The second solution, Dataset Metrics, simplifies Spark’s complex performance data into intuitive, user-friendly dashboards. These dashboards monitor key metrics such as execution time, memory usage, data skew, and spill events. By benchmarking each job’s performance against a rolling 14-day average, the system provides early warnings for performance degradation, helping teams maintain optimal data pipeline efficiency with minimal guesswork.
The third and most popular tool is the Tuning Recommender, which uses rule-based heuristics and statistical models to suggest actionable code-level optimizations. It can automatically recommend changes to configurations like shuffle.partition based on factors such as data volume and stage behavior. This dramatically reduces the complexity of Spark performance tuning, empowering analytics engineers to implement improvements with confidence and speed.
Analyst Insight: Pinot’s Real-Time Advantage
From an industry analyst perspective, the choice of Apache Pinot over other real-time frameworks like Apache Flink reflects a growing trend in the market: reducing operational overhead without sacrificing performance.
According to theCUBE Research, Apache Pinot stands out for its ability to serve as a consolidated platform for real-time analytics, thanks to its OLAP engine and flexible indexing capabilities such as star-tree indexes. This design allows organizations to streamline their data architecture into a single source of truth, unlike systems like Flink, which often require deploying separate applications for each product or use case. This leads to infrastructure sprawl and a slower time to insight.

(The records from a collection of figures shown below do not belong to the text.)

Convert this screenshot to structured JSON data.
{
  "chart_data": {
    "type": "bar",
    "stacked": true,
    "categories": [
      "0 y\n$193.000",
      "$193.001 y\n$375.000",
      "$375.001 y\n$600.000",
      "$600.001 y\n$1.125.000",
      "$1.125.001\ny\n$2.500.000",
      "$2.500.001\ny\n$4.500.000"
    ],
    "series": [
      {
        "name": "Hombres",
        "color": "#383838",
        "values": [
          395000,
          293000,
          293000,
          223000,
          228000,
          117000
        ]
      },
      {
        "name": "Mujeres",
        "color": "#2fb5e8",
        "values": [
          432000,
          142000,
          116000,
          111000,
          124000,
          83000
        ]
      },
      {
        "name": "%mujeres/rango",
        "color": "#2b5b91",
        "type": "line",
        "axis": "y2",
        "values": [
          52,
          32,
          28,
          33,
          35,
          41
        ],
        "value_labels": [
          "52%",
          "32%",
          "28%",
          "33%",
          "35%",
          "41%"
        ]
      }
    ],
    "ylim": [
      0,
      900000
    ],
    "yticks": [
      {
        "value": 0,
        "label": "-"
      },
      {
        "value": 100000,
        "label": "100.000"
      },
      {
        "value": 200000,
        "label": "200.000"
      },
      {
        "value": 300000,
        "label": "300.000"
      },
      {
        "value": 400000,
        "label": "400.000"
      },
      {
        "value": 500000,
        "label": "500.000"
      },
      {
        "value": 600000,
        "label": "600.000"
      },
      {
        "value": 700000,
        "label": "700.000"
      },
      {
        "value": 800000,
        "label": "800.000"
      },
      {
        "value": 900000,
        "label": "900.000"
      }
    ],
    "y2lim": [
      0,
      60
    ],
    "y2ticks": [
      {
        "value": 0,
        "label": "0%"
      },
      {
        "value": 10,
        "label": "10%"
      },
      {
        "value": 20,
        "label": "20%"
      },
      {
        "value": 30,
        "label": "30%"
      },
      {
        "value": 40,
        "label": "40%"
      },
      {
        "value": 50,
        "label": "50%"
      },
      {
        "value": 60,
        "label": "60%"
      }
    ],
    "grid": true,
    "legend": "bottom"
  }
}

Pinot also plays a key role in democratizing access to real-time data. Its support for standard SQL empowers a broader range of users- analysts and developers without deep streaming expertise—to contribute meaningfully to performance tuning and observability efforts. “Real-time insights are only valuable if they’re accessible,” said Dave Vellante, Chief Analyst at theCUBE Research. “Pinot’s query-first model and native Kafka ingestion provide the agility modern data teams demand.”
Cost Savings and Reliability Gains
Adopting Apache Pinot at Nubank has delivered substantial performance and cost benefits. By applying automated tuning recommendations, one critical dataset saw an 80% reduction in processing time, from 300 minutes to just around 60, while its failure rate dropped to zero. These improvements directly translated into measurable cloud cost savings, with partition tuning cutting infrastructure expenses by approximately $1 million annually.
Beyond raw efficiency gains, Pinot has driven a culture shift in observability and performance optimization. More than 300 engineers now actively use real-time Spark stage metrics to monitor and fine-tune their workloads—an exponential increase from the pre-Pinot era, when engagement was minimal. With a 96% success rate across tested jobs, the tuning recommender has proven scalable and reliable, delivering performance improvements in 19 of every 20 use cases.
Final Thoughts on Real-Time Observability
Nubank’s case study is a leading example of how modern data platforms can evolve from batch-centric architectures into real-time, intelligent observability systems. Their strategic use of Apache Pinot shows how a well-designed, low-latency analytical database can be at the core of operational excellence and cost efficiency. For any organization running large-scale Spark jobs or facing complexity in managing thousands of ETL pipelines, the Nubank blueprint offers both inspiration and a tangible path to better outcomes.